Netanyahu spoke as a fragile second attempt at a truce between Israel and armed groups in Gaza appeared to be taking hold, with the military saying no rockets had been fired from the Palestinian territory since the ceasefire began at midnight on Saturday.
A previous truce, announced on Wednesday, had begun to unravel in recent days, with Gaza rulers Hamas threatening to call it off altogether, as Palestinian officials said three people were killed and dozens wounded in seven Israeli air strikes on Saturday.
An Israeli army spokeswoman said that by Saturday evening 28 rockets had slammed into southern Israel that day and on Friday, with another 10 brought down by the Iron Dome air defence system.
The current round of Israeli attacks and Palestinian retaliation began with air strikes on Monday morning, just hours after gunmen from Sinai carried out an ambush along Israel's southern border with Egypt, killing an Israeli civilian.

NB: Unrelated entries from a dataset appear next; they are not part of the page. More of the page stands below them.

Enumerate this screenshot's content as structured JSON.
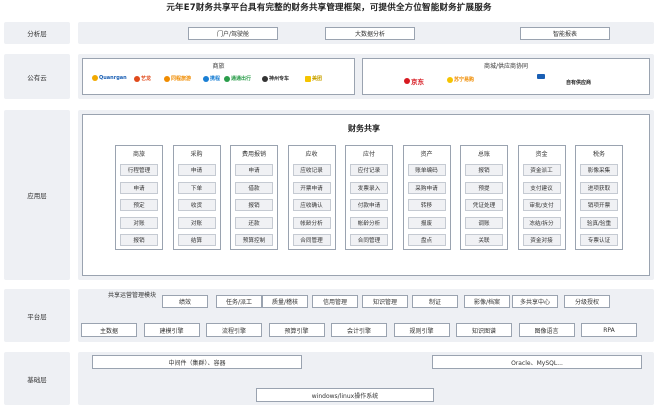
{
  "title": "元年E7财务共享平台具有完整的财务共享管理框架，可提供全方位智能财务扩展服务",
  "layers": {
    "analysis": "分析层",
    "public_cloud": "公有云",
    "application": "应用层",
    "platform": "平台层",
    "foundation": "基础层"
  },
  "analysis_items": [
    "门户/驾驶舱",
    "大数据分析",
    "智能报表"
  ],
  "public_cloud": {
    "travel_title": "商旅",
    "mall_title": "商城/供应商协同",
    "travel_logos": [
      "Quanrgan",
      "艺龙",
      "同程旅游",
      "携程",
      "通通出行",
      "神州专车",
      "美团"
    ],
    "mall_logos": [
      "京东",
      "苏宁易购",
      "自有供应商"
    ]
  },
  "core_title": "财务共享",
  "modules": [
    {
      "name": "商旅",
      "items": [
        "行程管理",
        "申请",
        "预定",
        "对账",
        "报销"
      ]
    },
    {
      "name": "采购",
      "items": [
        "申请",
        "下单",
        "收货",
        "对账",
        "结算"
      ]
    },
    {
      "name": "费用报销",
      "items": [
        "申请",
        "借款",
        "报销",
        "还款",
        "预算控制"
      ]
    },
    {
      "name": "应收",
      "items": [
        "应收记录",
        "开票申请",
        "应收确认",
        "帐龄分析",
        "合同管理"
      ]
    },
    {
      "name": "应付",
      "items": [
        "应付记录",
        "发票录入",
        "付款申请",
        "帐龄分析",
        "合同管理"
      ]
    },
    {
      "name": "资产",
      "items": [
        "账单编码",
        "采购申请",
        "转移",
        "报废",
        "盘点"
      ]
    },
    {
      "name": "总账",
      "items": [
        "报销",
        "预提",
        "凭证处理",
        "调账",
        "关联"
      ]
    },
    {
      "name": "资金",
      "items": [
        "资金派工",
        "支付建议",
        "审批/支付",
        "冻结/拆分",
        "资金对接"
      ]
    },
    {
      "name": "税务",
      "items": [
        "影像采集",
        "进项获取",
        "销项开票",
        "验真/验重",
        "专票认证"
      ]
    }
  ],
  "platform": {
    "ops_label": "共享运营管理模块",
    "ops_items": [
      "绩效",
      "任务/派工",
      "质量/稽核",
      "信用管理",
      "知识管理",
      "制证",
      "影像/档案",
      "多共享中心",
      "分级授权"
    ],
    "engines": [
      "主数据",
      "建模引擎",
      "流程引擎",
      "预算引擎",
      "会计引擎",
      "规则引擎",
      "知识图谱",
      "图像语言",
      "RPA"
    ]
  },
  "foundation": {
    "middleware": "中间件（集群）、容器",
    "database": "Oracle、MySQL...",
    "os": "windows/linux操作系统"
  },
  "colors": {
    "band": "#eef0f4",
    "border": "#9aa3b0",
    "item_bg": "#f0f1f4"
  }
}
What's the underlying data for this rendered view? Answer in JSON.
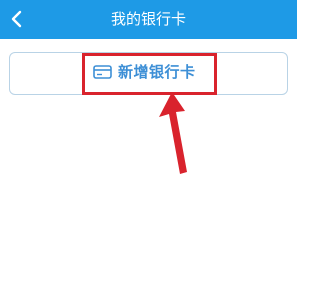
{
  "nav": {
    "title": "我的银行卡",
    "back_icon": "chevron-left-icon"
  },
  "actions": {
    "add_card_label": "新增银行卡",
    "card_icon": "credit-card-icon"
  },
  "annotation": {
    "highlight_color": "#d9232d",
    "arrow_icon": "arrow-up-icon"
  },
  "colors": {
    "nav_bg": "#1e9ae6",
    "accent_text": "#3d8fd6",
    "border": "#b9d3e6"
  }
}
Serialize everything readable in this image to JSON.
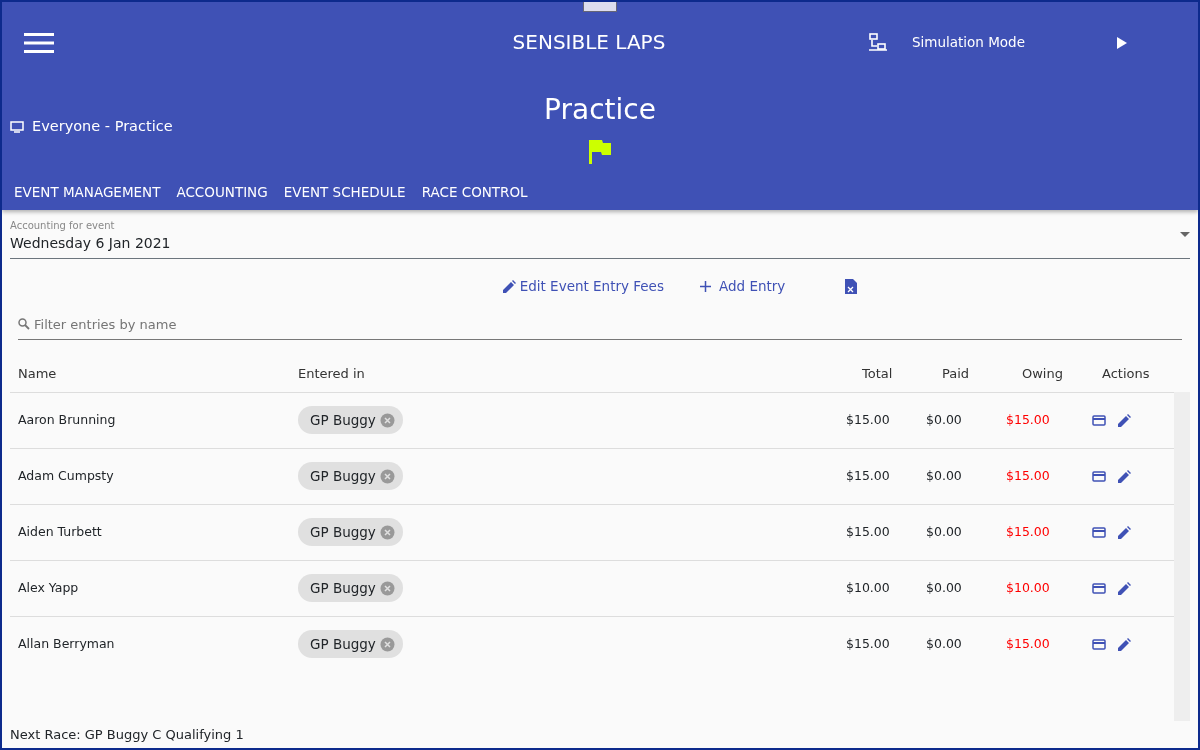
{
  "header": {
    "app_title": "SENSIBLE LAPS",
    "mode_label": "Simulation Mode",
    "display": "Everyone - Practice",
    "session_title": "Practice"
  },
  "tabs": [
    {
      "label": "EVENT MANAGEMENT"
    },
    {
      "label": "ACCOUNTING"
    },
    {
      "label": "EVENT SCHEDULE"
    },
    {
      "label": "RACE CONTROL"
    }
  ],
  "event_select": {
    "label": "Accounting for event",
    "value": "Wednesday 6 Jan 2021"
  },
  "actions": [
    {
      "kind": "edit",
      "label": "Edit Event Entry Fees"
    },
    {
      "kind": "add",
      "label": "Add Entry"
    },
    {
      "kind": "export"
    }
  ],
  "filter": {
    "placeholder": "Filter entries by name"
  },
  "table": {
    "columns": [
      "Name",
      "Entered in",
      "Total",
      "Paid",
      "Owing",
      "Actions"
    ],
    "rows": [
      {
        "name": "Aaron Brunning",
        "classes": [
          "GP Buggy"
        ],
        "total": "$15.00",
        "paid": "$0.00",
        "owing": "$15.00"
      },
      {
        "name": "Adam Cumpsty",
        "classes": [
          "GP Buggy"
        ],
        "total": "$15.00",
        "paid": "$0.00",
        "owing": "$15.00"
      },
      {
        "name": "Aiden Turbett",
        "classes": [
          "GP Buggy"
        ],
        "total": "$15.00",
        "paid": "$0.00",
        "owing": "$15.00"
      },
      {
        "name": "Alex Yapp",
        "classes": [
          "GP Buggy"
        ],
        "total": "$10.00",
        "paid": "$0.00",
        "owing": "$10.00"
      },
      {
        "name": "Allan Berryman",
        "classes": [
          "GP Buggy"
        ],
        "total": "$15.00",
        "paid": "$0.00",
        "owing": "$15.00"
      }
    ]
  },
  "status_bar": "Next Race: GP Buggy C Qualifying 1"
}
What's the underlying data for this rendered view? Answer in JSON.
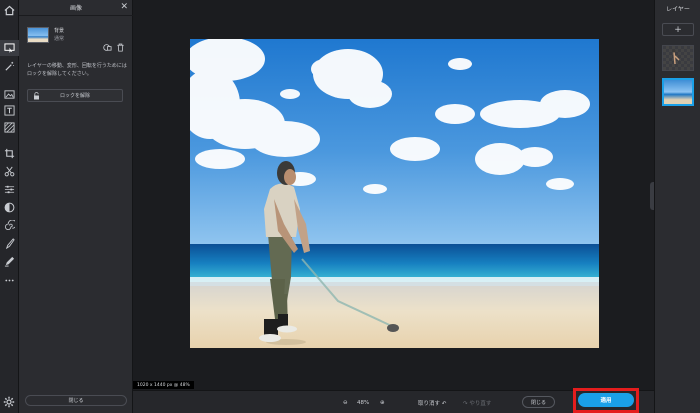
{
  "left_panel": {
    "title": "画像",
    "close_icon": "✕",
    "layer_name": "背景",
    "layer_mode": "通常",
    "description": "レイヤーの移動、変形、回転を行うためにはロックを解除してください。",
    "unlock_label": "ロックを解除",
    "close_label": "閉じる"
  },
  "canvas": {
    "size_label": "1020 x 1440 px @ 48%"
  },
  "bottom_bar": {
    "zoom_out": "⊖",
    "zoom_value": "48%",
    "zoom_in": "⊕",
    "undo_label": "取り消す ↶",
    "redo_label": "↷ やり直す",
    "cancel_label": "閉じる",
    "apply_label": "適用"
  },
  "right_panel": {
    "title": "レイヤー",
    "add_label": "+"
  },
  "colors": {
    "accent": "#1aa0e8",
    "highlight": "#e41d1d",
    "panel_bg": "#2b2c30",
    "canvas_bg": "#1b1c1f"
  }
}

Israel has said its sudden spike in Gaza operations was "in no way related" to the Sinai border incident, with the military saying the air force was targeting militants poised to attack the Jewish state.
Since Monday, 15 Palestinians have been killed and several dozen others have been wounded, most of them militants, in multiple Israeli air strikes.
At least 152 rockets and mortar rounds have been fired into Israel from Gaza, wounding five Israelis including four border policemen.